Adesso, per lo Stato italiano, sarà un numero da statistiche, alla voce, "morti in carcere". Per me, era un uomo che avrebbe meritato di andare a casa per essere curato e seguito anche dall'affetto dei suoi cari. Un uomo che ha avuto la sventura di essere nato a Platì, comune infetto di una regione, la Calabria, considerata carne da macello e laboratorio di manipolazione socio-genetica.

Al momento della riconsegna della salma, ai poveri familiari viene comunicata un'ordinanza del Questore con cui, per ragioni di ordine pubblico, vengono imposti funerali privati e da celebrare in cimitero piuttosto che in Chiesa. Come dire, un detenuto non può rivendicare la cura del proprio corpo in vita e nemmeno le modalità della cura della propria anima post mortem.

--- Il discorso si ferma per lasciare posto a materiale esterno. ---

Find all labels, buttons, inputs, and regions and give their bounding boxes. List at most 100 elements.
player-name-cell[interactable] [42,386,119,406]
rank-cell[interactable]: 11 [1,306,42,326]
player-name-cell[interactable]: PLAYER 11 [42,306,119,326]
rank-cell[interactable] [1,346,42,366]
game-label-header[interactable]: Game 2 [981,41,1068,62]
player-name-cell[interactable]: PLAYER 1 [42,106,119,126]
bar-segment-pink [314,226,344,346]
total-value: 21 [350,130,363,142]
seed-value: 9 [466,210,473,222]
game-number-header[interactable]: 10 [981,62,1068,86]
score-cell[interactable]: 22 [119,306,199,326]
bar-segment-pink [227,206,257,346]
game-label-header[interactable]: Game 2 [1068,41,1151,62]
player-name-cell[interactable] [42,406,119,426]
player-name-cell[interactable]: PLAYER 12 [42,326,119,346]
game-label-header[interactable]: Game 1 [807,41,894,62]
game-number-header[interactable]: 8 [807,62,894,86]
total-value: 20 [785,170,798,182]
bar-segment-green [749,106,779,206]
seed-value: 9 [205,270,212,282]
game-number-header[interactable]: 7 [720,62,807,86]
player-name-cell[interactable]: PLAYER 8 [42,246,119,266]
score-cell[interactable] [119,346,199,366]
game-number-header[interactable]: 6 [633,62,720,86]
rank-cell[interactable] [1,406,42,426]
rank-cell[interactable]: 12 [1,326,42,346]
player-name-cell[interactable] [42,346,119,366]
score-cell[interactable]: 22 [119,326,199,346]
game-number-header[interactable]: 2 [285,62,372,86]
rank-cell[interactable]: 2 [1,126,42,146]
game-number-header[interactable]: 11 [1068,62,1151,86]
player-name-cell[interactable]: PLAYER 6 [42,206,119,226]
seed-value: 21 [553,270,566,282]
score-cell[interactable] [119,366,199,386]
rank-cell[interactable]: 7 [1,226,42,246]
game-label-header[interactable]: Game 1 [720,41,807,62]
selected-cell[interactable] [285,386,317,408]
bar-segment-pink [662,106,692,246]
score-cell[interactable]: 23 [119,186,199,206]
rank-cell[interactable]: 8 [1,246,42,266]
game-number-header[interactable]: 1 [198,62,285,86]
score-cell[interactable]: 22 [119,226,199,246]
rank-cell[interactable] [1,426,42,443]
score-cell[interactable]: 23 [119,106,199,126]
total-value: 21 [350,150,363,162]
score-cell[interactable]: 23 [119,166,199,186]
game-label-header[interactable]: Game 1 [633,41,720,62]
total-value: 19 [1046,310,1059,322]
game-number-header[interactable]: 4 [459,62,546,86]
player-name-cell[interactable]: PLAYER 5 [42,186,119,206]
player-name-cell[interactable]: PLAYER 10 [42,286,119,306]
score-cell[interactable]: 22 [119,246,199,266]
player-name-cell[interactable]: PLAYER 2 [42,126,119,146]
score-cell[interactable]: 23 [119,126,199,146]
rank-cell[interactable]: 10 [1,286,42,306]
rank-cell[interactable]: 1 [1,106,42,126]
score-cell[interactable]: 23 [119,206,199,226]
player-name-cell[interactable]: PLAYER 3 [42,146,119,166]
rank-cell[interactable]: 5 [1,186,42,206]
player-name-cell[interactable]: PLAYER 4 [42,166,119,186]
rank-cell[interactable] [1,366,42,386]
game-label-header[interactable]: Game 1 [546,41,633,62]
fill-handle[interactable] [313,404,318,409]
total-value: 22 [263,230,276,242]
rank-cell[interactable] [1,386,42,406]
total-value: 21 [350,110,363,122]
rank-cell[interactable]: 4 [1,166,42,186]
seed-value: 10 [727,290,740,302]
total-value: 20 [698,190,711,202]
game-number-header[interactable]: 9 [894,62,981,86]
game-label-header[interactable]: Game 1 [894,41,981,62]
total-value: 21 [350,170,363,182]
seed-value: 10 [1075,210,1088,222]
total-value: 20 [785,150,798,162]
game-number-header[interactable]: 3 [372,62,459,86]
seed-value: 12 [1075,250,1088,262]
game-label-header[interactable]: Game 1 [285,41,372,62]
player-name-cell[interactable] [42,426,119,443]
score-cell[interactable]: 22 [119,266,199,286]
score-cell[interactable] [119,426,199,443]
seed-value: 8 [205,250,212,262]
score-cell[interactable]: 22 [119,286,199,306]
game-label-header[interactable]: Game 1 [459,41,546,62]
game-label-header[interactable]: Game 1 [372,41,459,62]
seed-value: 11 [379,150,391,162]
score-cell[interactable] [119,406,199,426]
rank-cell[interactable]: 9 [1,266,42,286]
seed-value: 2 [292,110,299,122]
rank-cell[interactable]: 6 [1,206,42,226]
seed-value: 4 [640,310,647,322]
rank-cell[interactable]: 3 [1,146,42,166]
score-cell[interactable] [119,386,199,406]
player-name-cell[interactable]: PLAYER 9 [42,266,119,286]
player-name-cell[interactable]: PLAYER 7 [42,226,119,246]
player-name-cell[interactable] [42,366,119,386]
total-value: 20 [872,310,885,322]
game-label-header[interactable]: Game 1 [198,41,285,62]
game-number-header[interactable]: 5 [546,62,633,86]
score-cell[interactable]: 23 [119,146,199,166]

Ma il parroco di Platì non si è dato per vinto, presentando un ricorso al Ministro Alfano avverso l'imposizione e la scelta del luogo alla stessa Chiesa della celebrazione del rito religioso. Insomma, un'inversione di ingerenza tra Stato e Chiesa. Una Chiesa che si vede inibire, nel caso specifico,l'edificio destinato al culto.

Siamo nel Bel Paese, lanciato a folle corse verso il cambiamento, verso un Si' che intende sburocratizzare la nazione ma che non è in grado di decidere, senza alcun dubbio, che un uomo debba essere curato a casa piuttosto che aspettarne il decesso in una cella lontano dai suoi affetti. Uno Stato che non riesce a garantire la salute dell'individuo, specie quello custodito nelle patrie galere, risulta fortemente delegittimato nell'azione di tutela della salute pubblica.

Sono comunque sicuro che alla VI Marcia del 6 novembre, organizzata dal Partito Radicale Nonviolento nel nome di Marco Pannella e di Papa Francesco, la sua anima, senza stampella, sarà con noi. Con noi che dobbiamo lottare insistentemente, perché l'umanità nelle carceri passa anche attraverso la tutela e la salvaguardia del diritto fondamentale alla salute.